Typically, we want the explained variance to be between 95–99%. 

In [None]:
from sklearn.preprocessing import QuantileTransformer

In [None]:
for col in (GENES + CELLS):
    transformer = QuantileTransformer(random_state=0, output_distribution="normal")
    vec_len = len(train_features[col].values)
    vec_len_test = len(test_features[col].values)
    raw_vec = train_features[col].values.reshape(vec_len, 1)
    transformer.fit(raw_vec)

    train_features[col] = transformer.transform(raw_vec).reshape(1, vec_len)[0]
    test_features[col] = transformer.transform(test_features[col].values.reshape(vec_len_test, 1)).reshape(1, vec_len_test)[0]
    
data = pd.concat([pd.DataFrame(train_features[GENES]), pd.DataFrame(test_features[GENES])])

### Now we have standardized our Data

From the Scikit-learn implementation, we can get the information about the explained variance and plot the cumulative variance.

In [None]:
pca = PCA().fit(data)

import matplotlib.pyplot as plt
plt.rcParams["figure.figsize"] = (12,6)

fig, ax = plt.subplots()
xi = np.arange(1, 773, step=1)
y = np.cumsum(pca.explained_variance_ratio_)

plt.ylim(0.0,1.1)
plt.plot(xi, y, marker='o', linestyle='--', color='b')

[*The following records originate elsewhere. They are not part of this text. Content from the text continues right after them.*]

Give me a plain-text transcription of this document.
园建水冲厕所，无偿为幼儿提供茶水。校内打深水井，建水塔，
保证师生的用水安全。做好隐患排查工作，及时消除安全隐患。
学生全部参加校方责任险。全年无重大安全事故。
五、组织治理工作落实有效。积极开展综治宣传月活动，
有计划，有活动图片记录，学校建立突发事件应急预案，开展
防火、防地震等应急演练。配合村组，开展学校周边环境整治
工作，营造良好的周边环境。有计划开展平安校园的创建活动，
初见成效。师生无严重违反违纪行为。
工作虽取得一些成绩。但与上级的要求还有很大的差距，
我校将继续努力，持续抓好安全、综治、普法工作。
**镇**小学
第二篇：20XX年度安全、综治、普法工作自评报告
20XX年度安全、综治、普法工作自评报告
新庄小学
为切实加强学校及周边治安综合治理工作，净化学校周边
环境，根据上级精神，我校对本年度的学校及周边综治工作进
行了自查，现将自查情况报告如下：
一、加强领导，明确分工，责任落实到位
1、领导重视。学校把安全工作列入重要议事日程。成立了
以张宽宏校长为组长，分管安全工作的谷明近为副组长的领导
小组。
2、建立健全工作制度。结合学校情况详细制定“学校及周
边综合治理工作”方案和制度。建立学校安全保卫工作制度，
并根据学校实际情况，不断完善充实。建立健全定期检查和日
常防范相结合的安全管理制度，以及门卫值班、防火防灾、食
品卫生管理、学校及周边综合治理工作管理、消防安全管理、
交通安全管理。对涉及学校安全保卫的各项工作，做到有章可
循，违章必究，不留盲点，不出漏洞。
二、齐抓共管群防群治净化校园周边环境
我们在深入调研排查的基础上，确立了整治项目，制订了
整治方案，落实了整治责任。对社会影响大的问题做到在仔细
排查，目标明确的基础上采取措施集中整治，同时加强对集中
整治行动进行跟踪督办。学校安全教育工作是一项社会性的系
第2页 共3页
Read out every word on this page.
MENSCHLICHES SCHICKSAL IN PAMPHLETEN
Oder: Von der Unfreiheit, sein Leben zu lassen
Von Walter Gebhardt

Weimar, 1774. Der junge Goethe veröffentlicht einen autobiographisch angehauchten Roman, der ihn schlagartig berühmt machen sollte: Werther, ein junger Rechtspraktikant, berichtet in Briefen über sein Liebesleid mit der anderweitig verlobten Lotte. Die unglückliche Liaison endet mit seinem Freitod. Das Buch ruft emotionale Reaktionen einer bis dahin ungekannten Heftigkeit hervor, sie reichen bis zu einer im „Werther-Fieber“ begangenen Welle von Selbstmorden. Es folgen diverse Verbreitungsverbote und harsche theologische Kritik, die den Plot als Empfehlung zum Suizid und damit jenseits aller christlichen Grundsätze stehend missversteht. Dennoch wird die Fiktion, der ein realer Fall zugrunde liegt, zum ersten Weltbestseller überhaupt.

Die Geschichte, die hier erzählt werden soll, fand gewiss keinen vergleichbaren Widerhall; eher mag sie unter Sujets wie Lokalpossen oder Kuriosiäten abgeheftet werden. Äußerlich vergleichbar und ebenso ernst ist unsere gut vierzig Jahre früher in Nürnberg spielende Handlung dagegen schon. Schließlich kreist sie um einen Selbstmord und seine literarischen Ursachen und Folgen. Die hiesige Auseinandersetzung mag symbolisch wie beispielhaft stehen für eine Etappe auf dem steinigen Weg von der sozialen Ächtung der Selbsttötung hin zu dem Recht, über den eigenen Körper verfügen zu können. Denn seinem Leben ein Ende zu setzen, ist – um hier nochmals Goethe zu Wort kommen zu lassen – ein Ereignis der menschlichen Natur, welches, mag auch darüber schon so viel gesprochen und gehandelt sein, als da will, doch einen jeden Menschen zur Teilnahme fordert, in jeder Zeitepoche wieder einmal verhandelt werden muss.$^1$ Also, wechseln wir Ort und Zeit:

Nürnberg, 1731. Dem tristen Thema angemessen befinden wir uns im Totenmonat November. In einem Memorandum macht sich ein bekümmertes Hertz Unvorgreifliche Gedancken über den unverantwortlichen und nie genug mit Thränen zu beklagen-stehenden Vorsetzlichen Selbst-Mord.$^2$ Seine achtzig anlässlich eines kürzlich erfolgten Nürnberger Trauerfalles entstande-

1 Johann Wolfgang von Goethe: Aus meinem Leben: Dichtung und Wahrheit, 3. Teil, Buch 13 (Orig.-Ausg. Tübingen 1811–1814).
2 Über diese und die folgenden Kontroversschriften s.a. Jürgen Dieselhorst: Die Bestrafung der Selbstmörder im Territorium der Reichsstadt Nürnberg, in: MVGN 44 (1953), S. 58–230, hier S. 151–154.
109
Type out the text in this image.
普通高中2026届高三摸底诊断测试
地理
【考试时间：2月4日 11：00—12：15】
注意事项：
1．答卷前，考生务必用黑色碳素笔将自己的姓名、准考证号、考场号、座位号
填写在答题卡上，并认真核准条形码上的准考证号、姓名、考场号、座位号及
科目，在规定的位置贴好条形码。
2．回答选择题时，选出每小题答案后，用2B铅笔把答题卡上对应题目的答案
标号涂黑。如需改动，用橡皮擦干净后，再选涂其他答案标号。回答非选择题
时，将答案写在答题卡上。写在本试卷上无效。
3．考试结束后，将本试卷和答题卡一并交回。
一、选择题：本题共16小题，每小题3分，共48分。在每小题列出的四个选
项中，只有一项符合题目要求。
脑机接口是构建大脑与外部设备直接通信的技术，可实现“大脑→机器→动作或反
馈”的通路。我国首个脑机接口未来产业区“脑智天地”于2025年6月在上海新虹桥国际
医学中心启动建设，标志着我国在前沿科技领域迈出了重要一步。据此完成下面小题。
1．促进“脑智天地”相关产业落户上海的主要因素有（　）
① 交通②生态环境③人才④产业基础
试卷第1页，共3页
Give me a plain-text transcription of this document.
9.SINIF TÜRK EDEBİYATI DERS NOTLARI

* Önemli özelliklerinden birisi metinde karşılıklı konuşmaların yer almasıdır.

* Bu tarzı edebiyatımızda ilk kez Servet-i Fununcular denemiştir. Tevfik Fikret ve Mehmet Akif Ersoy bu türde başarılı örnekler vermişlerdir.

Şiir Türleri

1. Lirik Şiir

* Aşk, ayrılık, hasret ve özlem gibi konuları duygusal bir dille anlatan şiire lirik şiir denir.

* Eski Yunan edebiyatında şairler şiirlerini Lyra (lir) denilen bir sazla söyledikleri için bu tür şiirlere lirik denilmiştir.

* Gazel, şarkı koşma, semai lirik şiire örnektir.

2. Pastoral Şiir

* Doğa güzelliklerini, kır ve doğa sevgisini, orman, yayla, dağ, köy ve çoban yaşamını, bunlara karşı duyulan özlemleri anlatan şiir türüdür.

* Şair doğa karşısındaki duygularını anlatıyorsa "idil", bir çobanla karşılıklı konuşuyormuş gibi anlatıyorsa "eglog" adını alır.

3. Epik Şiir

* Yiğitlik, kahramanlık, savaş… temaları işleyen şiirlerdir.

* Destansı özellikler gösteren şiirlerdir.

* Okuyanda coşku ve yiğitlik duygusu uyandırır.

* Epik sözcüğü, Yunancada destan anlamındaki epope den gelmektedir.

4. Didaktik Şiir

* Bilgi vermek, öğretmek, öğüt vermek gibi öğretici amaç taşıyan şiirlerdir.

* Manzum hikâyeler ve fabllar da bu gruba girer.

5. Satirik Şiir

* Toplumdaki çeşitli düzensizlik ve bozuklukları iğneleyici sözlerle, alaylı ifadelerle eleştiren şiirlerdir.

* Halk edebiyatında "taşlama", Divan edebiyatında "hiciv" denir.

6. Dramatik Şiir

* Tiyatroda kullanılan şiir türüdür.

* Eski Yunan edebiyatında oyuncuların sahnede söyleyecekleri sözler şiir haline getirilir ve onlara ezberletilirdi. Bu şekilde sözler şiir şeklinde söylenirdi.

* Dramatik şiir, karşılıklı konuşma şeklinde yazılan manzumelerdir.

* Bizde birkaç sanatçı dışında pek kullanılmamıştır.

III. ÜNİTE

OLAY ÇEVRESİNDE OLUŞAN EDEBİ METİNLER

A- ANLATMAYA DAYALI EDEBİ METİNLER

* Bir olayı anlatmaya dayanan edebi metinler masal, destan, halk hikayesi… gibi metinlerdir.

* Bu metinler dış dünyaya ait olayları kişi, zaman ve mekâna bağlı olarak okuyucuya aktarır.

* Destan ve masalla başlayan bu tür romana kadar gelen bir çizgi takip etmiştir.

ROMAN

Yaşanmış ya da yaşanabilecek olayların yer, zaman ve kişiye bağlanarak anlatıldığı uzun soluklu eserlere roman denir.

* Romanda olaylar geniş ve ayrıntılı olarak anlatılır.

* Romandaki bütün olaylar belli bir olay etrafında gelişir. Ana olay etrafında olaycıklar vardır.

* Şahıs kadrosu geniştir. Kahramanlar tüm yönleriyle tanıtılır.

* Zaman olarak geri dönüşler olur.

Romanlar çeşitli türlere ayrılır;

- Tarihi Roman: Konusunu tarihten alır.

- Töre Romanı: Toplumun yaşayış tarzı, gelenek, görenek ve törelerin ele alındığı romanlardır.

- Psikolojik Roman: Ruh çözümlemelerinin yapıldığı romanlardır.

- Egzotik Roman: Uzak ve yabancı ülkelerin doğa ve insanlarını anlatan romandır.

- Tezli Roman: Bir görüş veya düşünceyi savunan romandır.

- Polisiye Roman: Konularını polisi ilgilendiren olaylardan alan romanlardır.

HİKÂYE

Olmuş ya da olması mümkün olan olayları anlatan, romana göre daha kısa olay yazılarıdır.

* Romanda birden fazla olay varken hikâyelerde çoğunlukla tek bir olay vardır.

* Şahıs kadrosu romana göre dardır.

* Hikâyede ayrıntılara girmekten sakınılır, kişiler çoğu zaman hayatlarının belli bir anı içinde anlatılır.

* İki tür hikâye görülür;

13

plt.xlabel('Number of Components')
plt.xticks(np.arange(0, 750, step=50)) #change from 0-based array index to 1-based human-readable label
plt.ylabel('Cumulative variance (%)')
plt.title('The number of components needed to explain variance')

plt.axhline(y=0.95, color='r', linestyle='-')
plt.text(0.5, 0.85, '95% cut-off threshold', color = 'red', fontsize=16)

ax.grid(axis='x')
plt.show()

On the plotted chart, we see what number of principal components we need.

## In this case, to get 95% of variance explained I need 600 principal components.